I'd Love some Comments!

Good Morning! We've reached over 1000 viewings on this blog. Now, if we could only have some comments! This is our Christmas Wish. I am going to add some images of Christmas, and also recommend two blogs, Lucy's Kitchen Notebook and The Daily Spectre.

Some Christmas Green Tips, culled as a result of visiting craft fairs and public observation in general:

1. If you like wool roving or wool felting, save old wool yarns and sweaters. You won't have to spend tons of money you don't have.

2. Quilling is back; that's wonderful for me. You can cut your own strips for quilling using a paper cutter, or dig out your bargain supplies if did this thirty years ago. I've also seen gorgeous quilled roses out of post-it note paper.

3. Save ribbons, and don't be afraid to use real ribbons, lace, and strips of material cut with pinking shears. Newspaper still makes good wrapping, as does brown paper decorated with holly, evergreens, yarn, string, or silk and dried flowers.

4. Use the dollar stores for craft supplies.

5. Don't throw out those Happy Meal and other fastfood toys. Besides being collectibles, they make great packages toppers and Christmas ornaments. Those of us who like to collect them also appreciate them as stocking stuffers.

6. Charity stores of all types sell gorgeous ornamnents for pennies on the dollar. These are often currently sold at big box stores and cost over $5.00 each.

7. Pot brances of evergreens in large containers with potting soil; buy a live potted tree and plant it later, or buy a live Norfolk pine to keep. I had one for years in school and decorated it for different holidays.

A local greenhouse told me that the potted branches can be planted outside, too, and will take root. They also look great in flower pots that have been emptied for winter.

8. Milkweed pots andother natural materials make great ornaments. You also get to recycle and renew.

9. Buy a good artificial tree, or a vintage tree. No trees will die or be wasted. If you use a cut tree, make sure you know where to recylce it, or, if you live near a ravine or woods, put it back for the birds to live in later in winter.

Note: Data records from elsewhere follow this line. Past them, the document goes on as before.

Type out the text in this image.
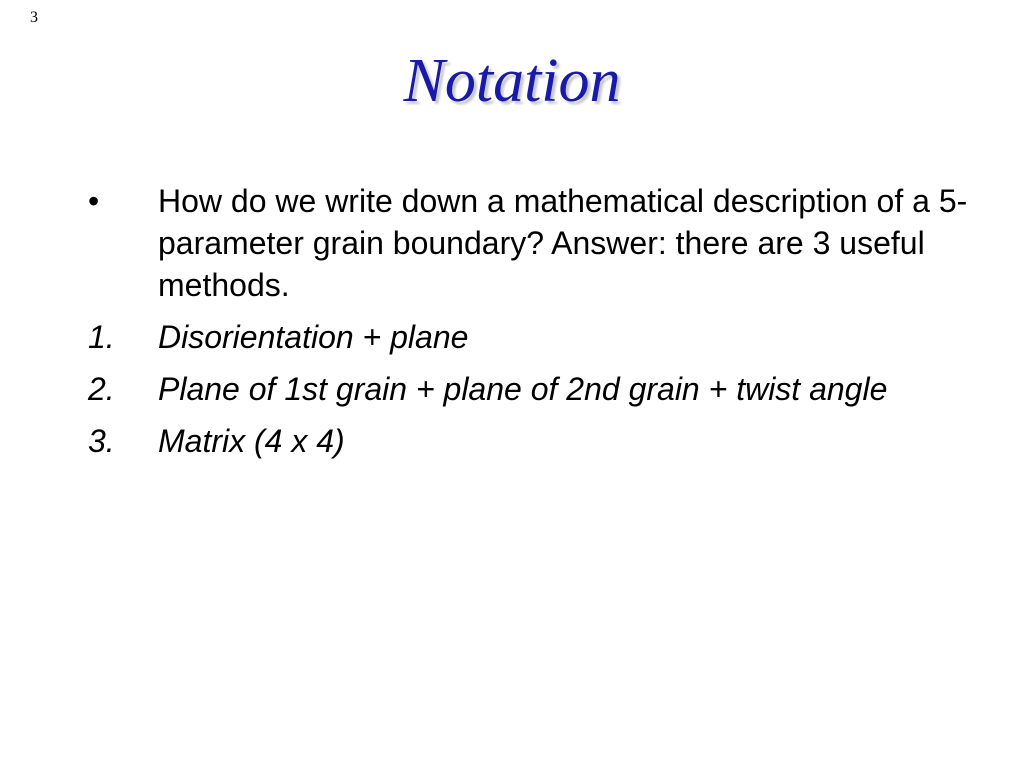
3
Notation
•	How do we write down a mathematical description of a 5-parameter grain boundary? Answer: there are 3 useful methods.
1.	Disorientation + plane
2.	Plane of 1st grain + plane of 2nd grain + twist angle
3.	Matrix (4 x 4)
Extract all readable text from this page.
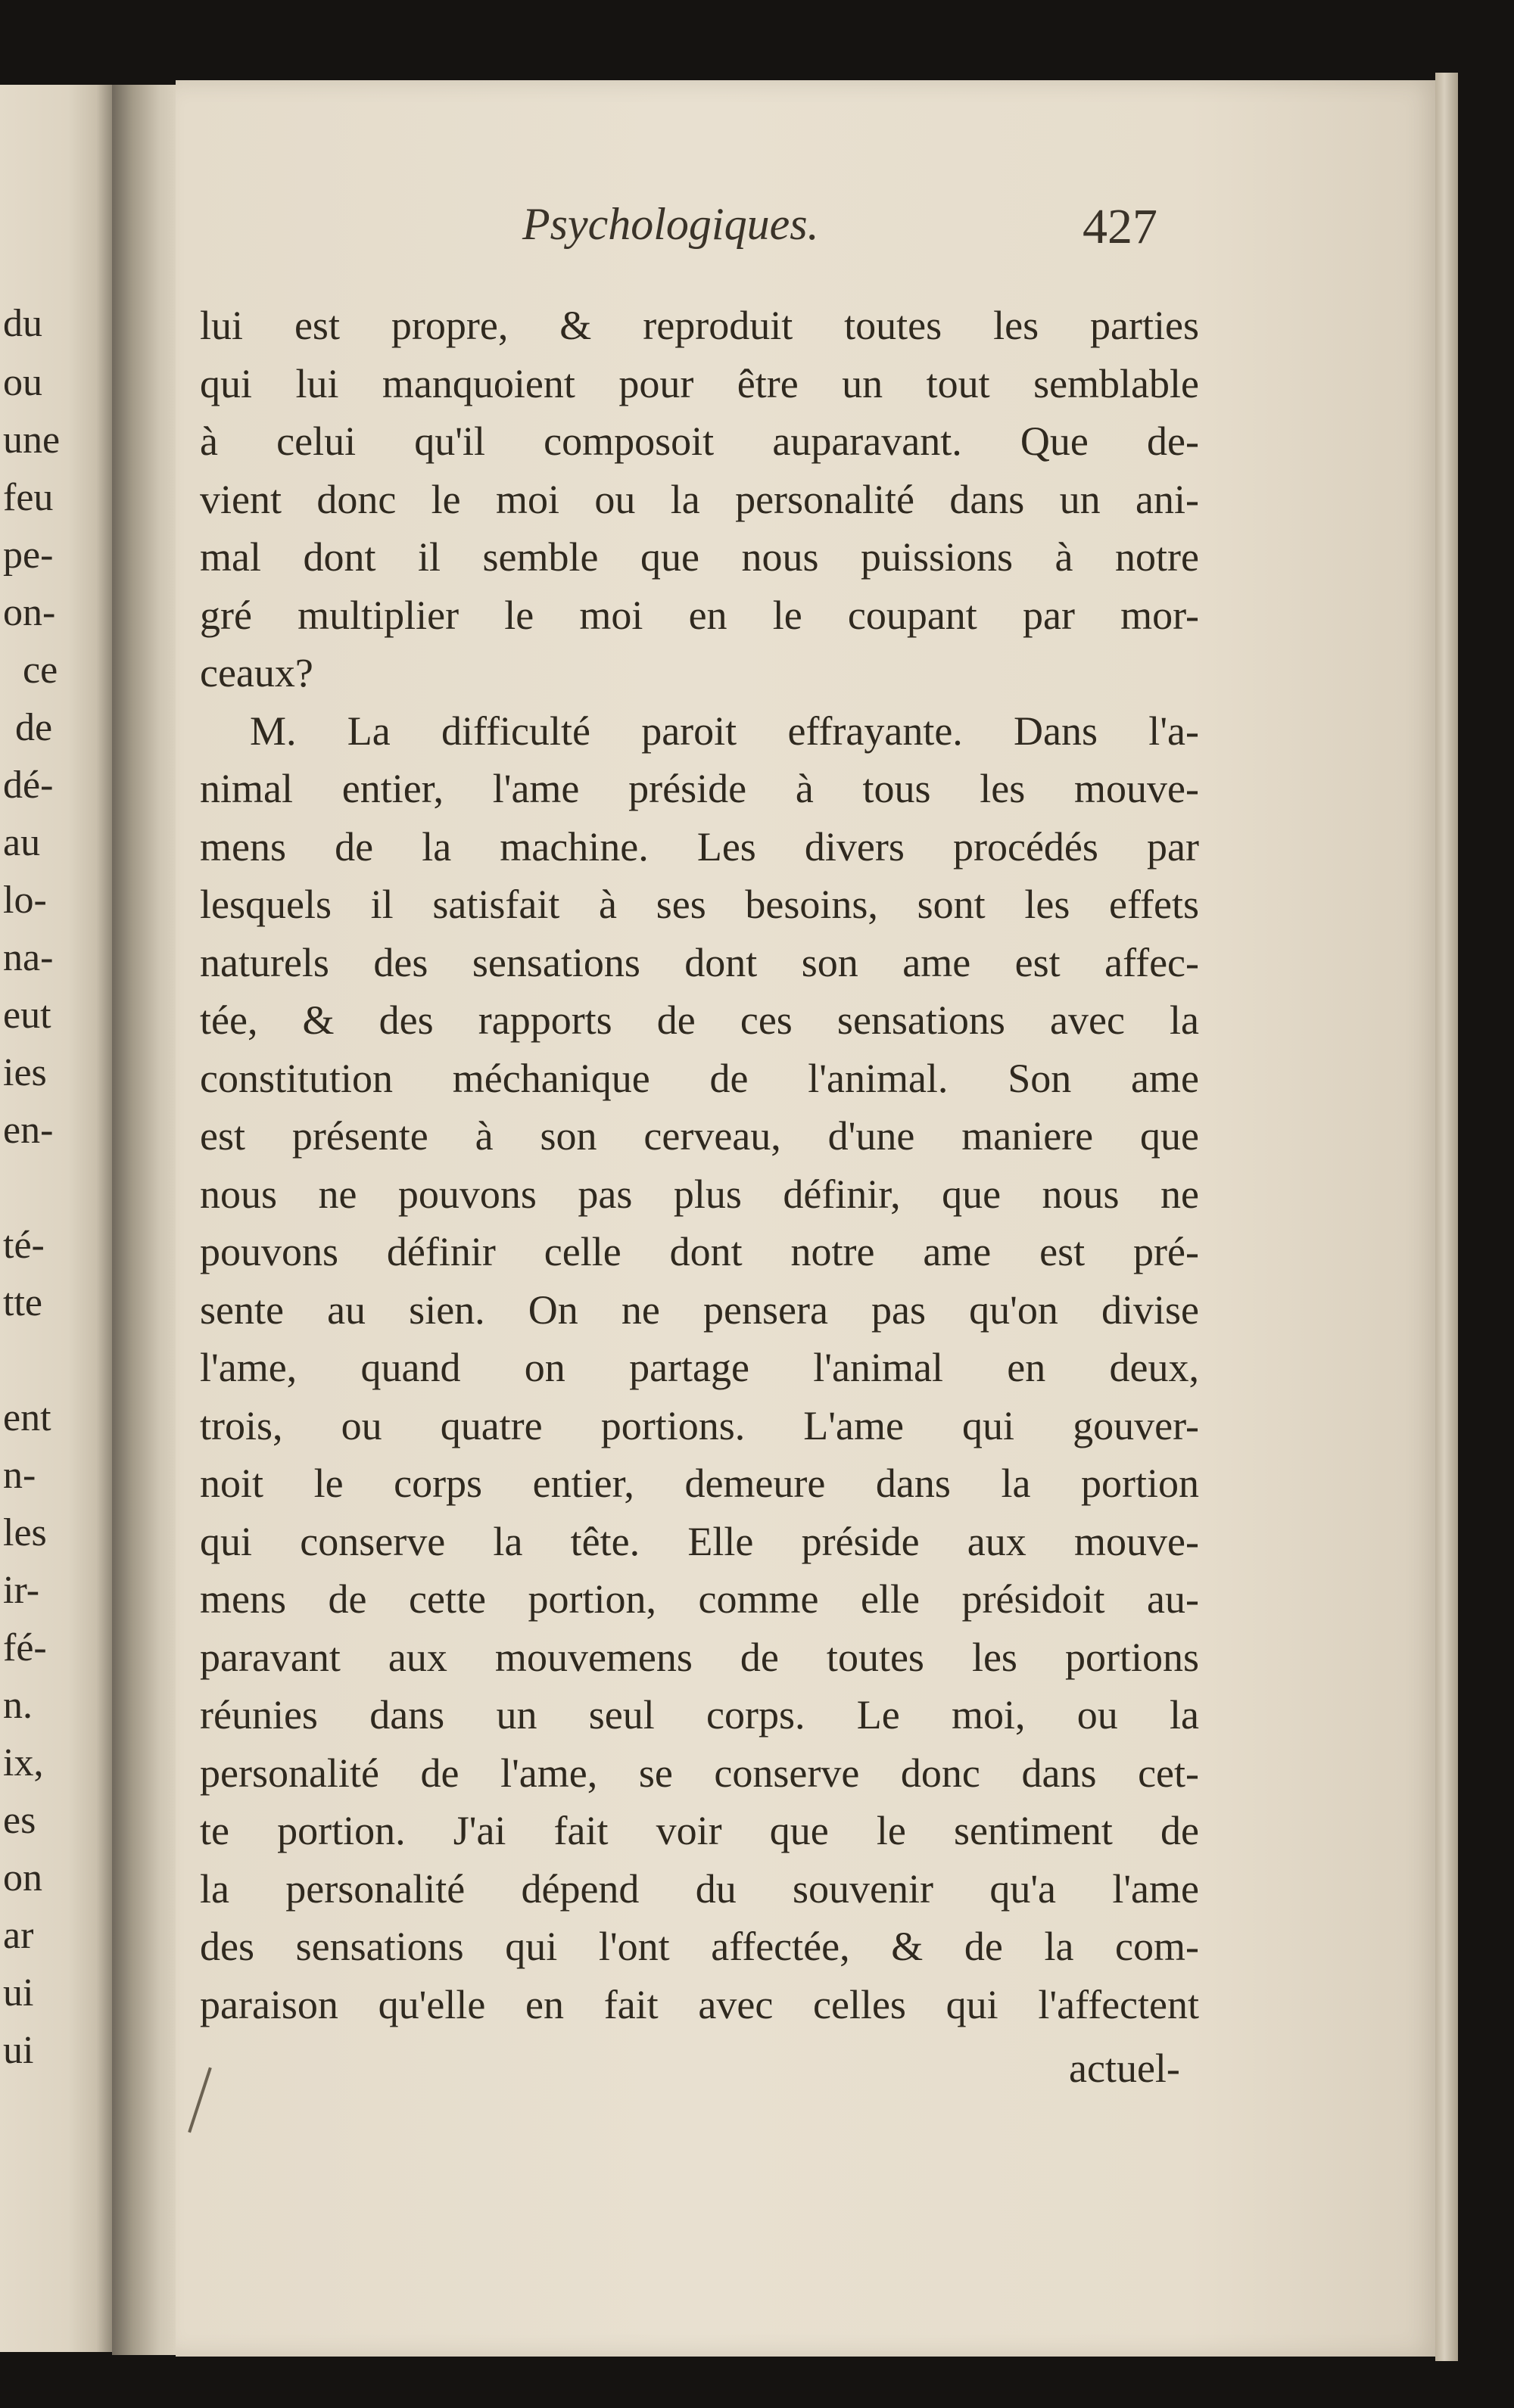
du

ou

une

feu

pe-

on-

ce

de

dé-

au

lo-

na-

eut

ies

en-

té-

tte

ent

n-

les

ir-

fé-

n.

ix,

es

on

ar

ui

ui

Psychologiques.	427

lui est propre, & reproduit toutes les parties
qui lui manquoient pour être un tout semblable
à celui qu'il composoit auparavant. Que de-
vient donc le moi ou la personalité dans un ani-
mal dont il semble que nous puissions à notre
gré multiplier le moi en le coupant par mor-
ceaux?
M. La difficulté paroit effrayante. Dans l'a-
nimal entier, l'ame préside à tous les mouve-
mens de la machine. Les divers procédés par
lesquels il satisfait à ses besoins, sont les effets
naturels des sensations dont son ame est affec-
tée, & des rapports de ces sensations avec la
constitution méchanique de l'animal. Son ame
est présente à son cerveau, d'une maniere que
nous ne pouvons pas plus définir, que nous ne
pouvons définir celle dont notre ame est pré-
sente au sien. On ne pensera pas qu'on divise
l'ame, quand on partage l'animal en deux,
trois, ou quatre portions. L'ame qui gouver-
noit le corps entier, demeure dans la portion
qui conserve la tête. Elle préside aux mouve-
mens de cette portion, comme elle présidoit au-
paravant aux mouvemens de toutes les portions
réunies dans un seul corps. Le moi, ou la
personalité de l'ame, se conserve donc dans cet-
te portion. J'ai fait voir que le sentiment de
la personalité dépend du souvenir qu'a l'ame
des sensations qui l'ont affectée, & de la com-
paraison qu'elle en fait avec celles qui l'affectent

actuel-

10. Look around your house, and find collectibles and cherished objects to use as decorations. Get out the older and handmade ornaments, the treasured school projects, mittens, and afghans, and decorate with them.
We use a tacky plush leopard print tree skirt in memory of our kitty who loved to sleep on it, especially when it waqs under our tree. Our tree and the clashing skirt are a tradition now, and done in his memory.

More tips to follow; slow down and enjoy the season. You don't have to be perky to be a good elf.